Após o ministro da Saúde, Marcelo Queiroga, dizer que as mortes de crianças por Covid “estão absolutamente dentro de um patamar que não implica em decisões emergenciais”, a Sociedade Brasileira de Pediatria lançou um manifesto, na véspera do Natal, rebatendo o ministro. Desde o início da pandemia até o dia 6 de dezembro, 2.625 crianças e adolescentes (0 a 19 anos) morreram de Covid no Brasil.
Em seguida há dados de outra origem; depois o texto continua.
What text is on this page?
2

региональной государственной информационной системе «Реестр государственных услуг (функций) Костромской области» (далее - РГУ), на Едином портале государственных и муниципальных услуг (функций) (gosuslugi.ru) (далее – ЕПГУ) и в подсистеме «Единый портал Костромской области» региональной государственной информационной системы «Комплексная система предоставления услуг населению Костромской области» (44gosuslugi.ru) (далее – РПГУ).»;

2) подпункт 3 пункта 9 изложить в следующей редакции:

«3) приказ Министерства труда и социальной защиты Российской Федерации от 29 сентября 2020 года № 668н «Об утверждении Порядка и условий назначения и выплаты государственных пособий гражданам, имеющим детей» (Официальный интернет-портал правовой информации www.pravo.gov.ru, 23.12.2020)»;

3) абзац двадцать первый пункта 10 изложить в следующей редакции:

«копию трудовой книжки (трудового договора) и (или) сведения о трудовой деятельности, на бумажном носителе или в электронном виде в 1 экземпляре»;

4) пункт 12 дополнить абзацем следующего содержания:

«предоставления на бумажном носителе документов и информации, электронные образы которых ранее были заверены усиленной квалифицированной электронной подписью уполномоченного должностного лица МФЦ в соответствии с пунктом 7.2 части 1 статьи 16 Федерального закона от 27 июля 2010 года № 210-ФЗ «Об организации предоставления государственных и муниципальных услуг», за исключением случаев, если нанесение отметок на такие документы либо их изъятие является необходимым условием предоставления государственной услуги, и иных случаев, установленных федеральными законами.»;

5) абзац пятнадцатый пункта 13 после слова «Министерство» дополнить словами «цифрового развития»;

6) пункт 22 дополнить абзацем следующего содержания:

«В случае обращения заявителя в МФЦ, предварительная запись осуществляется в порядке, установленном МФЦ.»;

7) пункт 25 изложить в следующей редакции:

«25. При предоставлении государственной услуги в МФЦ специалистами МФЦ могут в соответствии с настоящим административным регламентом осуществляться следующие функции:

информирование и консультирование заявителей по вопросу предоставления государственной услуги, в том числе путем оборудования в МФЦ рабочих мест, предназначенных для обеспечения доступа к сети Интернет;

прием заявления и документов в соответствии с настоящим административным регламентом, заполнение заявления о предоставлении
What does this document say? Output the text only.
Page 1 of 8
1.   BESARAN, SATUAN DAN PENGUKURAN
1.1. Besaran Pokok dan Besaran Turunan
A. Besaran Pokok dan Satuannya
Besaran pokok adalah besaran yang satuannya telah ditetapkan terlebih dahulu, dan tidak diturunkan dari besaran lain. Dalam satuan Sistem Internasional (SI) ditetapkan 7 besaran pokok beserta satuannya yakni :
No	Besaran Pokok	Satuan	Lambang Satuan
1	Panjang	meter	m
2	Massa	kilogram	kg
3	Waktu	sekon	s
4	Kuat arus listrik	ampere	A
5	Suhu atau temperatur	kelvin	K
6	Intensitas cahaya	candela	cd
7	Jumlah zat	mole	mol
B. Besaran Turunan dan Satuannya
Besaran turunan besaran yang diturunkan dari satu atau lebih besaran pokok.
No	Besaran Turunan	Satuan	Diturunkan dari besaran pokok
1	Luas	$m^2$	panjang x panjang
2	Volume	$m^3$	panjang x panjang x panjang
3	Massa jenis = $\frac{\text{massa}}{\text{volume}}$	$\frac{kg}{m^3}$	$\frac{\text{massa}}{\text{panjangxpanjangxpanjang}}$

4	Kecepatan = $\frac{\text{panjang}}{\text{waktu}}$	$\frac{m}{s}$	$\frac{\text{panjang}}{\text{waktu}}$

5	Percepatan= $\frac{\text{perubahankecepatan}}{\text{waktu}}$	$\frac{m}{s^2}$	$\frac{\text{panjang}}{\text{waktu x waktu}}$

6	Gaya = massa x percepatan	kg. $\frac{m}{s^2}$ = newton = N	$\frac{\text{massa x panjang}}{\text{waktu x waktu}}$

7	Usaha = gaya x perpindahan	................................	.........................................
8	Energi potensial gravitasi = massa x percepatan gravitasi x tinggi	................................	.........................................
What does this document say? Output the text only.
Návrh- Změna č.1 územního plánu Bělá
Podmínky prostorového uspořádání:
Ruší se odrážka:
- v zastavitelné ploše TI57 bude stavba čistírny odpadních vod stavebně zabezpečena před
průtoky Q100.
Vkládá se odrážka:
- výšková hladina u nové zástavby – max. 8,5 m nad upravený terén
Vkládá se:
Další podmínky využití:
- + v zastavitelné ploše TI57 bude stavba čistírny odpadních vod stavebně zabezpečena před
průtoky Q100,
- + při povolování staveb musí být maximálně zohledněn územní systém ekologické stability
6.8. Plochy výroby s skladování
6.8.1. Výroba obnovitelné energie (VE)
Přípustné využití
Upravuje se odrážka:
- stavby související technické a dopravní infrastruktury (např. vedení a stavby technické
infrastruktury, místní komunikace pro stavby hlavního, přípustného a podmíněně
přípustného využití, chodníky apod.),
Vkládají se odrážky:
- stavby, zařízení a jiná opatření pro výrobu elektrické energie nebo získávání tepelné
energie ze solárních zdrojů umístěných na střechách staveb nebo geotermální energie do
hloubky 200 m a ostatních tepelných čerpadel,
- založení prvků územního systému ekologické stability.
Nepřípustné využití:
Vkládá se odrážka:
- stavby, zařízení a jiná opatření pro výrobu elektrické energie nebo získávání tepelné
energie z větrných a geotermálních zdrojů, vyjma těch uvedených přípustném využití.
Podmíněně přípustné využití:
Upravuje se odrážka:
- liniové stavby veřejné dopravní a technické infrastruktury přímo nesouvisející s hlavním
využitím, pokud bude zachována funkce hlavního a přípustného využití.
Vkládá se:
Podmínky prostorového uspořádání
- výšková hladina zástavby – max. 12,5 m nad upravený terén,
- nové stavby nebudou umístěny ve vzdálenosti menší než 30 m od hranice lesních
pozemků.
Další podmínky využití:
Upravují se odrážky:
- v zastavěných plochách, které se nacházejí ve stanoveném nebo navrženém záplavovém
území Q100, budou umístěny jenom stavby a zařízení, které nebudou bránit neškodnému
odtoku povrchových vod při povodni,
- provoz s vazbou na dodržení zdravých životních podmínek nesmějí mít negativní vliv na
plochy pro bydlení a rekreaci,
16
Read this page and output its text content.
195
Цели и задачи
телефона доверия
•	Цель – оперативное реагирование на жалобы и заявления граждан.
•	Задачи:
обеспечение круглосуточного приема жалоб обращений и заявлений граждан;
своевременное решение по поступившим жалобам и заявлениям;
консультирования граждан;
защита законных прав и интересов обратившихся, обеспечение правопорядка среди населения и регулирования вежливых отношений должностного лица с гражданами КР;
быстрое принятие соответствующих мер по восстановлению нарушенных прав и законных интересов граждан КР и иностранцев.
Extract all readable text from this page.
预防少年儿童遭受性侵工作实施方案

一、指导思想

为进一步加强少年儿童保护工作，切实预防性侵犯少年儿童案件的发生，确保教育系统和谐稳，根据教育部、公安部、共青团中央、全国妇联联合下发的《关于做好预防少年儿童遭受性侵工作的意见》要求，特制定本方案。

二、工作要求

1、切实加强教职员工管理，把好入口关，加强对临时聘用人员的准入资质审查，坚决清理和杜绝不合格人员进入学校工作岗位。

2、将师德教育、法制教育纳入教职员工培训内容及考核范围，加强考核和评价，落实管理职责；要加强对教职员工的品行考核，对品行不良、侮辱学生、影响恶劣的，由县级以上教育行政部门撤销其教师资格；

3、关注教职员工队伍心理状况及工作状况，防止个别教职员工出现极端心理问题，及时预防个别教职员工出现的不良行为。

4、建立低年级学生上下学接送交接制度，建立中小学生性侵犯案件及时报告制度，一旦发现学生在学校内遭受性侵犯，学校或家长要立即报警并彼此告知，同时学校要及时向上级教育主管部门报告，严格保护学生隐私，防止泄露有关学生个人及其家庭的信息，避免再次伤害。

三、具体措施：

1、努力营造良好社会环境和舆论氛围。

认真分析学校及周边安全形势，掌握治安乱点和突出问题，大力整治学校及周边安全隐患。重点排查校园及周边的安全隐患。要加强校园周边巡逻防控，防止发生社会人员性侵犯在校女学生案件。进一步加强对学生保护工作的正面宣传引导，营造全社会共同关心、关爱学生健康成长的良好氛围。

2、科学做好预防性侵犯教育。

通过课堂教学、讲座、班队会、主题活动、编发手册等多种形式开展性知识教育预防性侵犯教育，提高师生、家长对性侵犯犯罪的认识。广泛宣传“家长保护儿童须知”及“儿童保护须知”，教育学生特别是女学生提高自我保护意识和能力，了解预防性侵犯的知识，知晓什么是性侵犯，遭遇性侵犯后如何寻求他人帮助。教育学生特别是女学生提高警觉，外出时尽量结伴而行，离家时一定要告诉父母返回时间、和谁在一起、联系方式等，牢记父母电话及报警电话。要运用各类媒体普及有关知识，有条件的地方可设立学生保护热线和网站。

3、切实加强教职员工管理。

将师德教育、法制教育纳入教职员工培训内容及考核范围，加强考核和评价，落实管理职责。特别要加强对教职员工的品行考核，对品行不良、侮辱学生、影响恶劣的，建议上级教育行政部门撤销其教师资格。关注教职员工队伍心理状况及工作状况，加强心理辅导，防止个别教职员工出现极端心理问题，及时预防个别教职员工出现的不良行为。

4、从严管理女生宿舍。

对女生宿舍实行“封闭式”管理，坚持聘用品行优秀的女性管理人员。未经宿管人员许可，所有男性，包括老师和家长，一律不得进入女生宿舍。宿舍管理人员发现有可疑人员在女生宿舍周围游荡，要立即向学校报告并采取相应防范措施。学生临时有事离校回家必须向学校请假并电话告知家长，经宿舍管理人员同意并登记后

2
“Ao contrário do que afirmou recentemente o ministro da Saúde, Marcelo Queiroga, o número de hospitalizações e de mortes motivadas pela Covid-19 na população pediátrica, de forma geral, incluindo o grupo de crianças de 5-11 anos, não está em patamares aceitáveis. Infelizmente, as taxas estão entre as mais altas do mundo. Até o momento, a Covid-19 vitimou mais de 2.500 crianças de zero a 19 anos, sendo mais de 300 delas confirmadas no grupo de 5-11 anos, causando ainda milhares de hospitalizações”, diz trecho do manifesto.

“Além deste triste cenário, a Covid-19 em crianças pode ainda ocasionar a chamada Síndrome Inflamatória Multissistêmica, um quadro grave de tratamento hospitalar e que se manifesta semanas após a infecção pelo SARS-CoV-2. Também já foram confirmados mais de 1.400 casos desta síndrome em crianças no País, com mediana de idade de 5 anos, com efeito letal em pelo menos 85 crianças e sequelas neurológicas, cardiovasculares e respiratórias em muitas outras”, afirma a carta.

 

Nésio se posiciona

Nésio tem defendido a imunização de crianças
Crédito: Sesa

Já há alguns dias que o secretário de Estado da Saúde, Nésio Fernandes, tem defendido a vacinação das crianças de 5 a 11 anos. Pai de quatro fihos, Nésio, em sua conta oficial do Twitter, replicou a carta do Conass, citou o exemplo da Bolívia que vai pedir comprovante de vacinação dos estudantes e falou que o governo tem vacina para iniciar a imunização das crianças.

“A cobertura vacinal precisa ultrapassar 90% da população total, para isso é fundamental alcançar as crianças. Mesmo com 90% de cobertura vacinal, os não vacinados continuarão sendo fábricas de novas variantes e tendo uma taxa de internação maior que a dos vacinados”, escreveu Nésio num dos posts.

Em outro post, escreveu: “A maior ameaça não é a Omicron, é perder a luta de ideias (para) as teses antivax/negacionistas e não convencer os 35% da população não totalmente imunizada de se vacinar e completar o esquema de 3D. O vírus não tem cérebro, ele se comporta por características naturais, utilizando-se das brechas que encontra no sistema imune da população de hospedeiros intermediários e definitivos, que podem estar mais ou menos expostos e suscetíveis. Já os antivax e negacionistas são astutos, ardis e possuem uma rede organizada de produção de mentiras e de escárnio. Não perco tempo discutindo com formuladores antivax, nem com fariseus da ciência e da medicina que subsidiam essa psicose”, diz postagem datada do último dia 19 e que já demonstra o tom que o assunto será tratado.

O governador, por sua vez, ainda não se posicionou publicamente sobre o tema, o que deve ocorrer nos próximos dias com as movimentações que podem surgir de Brasília – tanto do Palácio do Planalto quanto do STF. Mas, pelo discurso que fez na Câmara da Serra ontem, Casagrande não deve fugir do debate. Pelo contrário, deve assumir a mesma postura que teve ao defender medidas antipáticas, como ele mesmo chama, no pico da pandemia: deve ir para o enfrentamento, sem recuar da decisão tomada.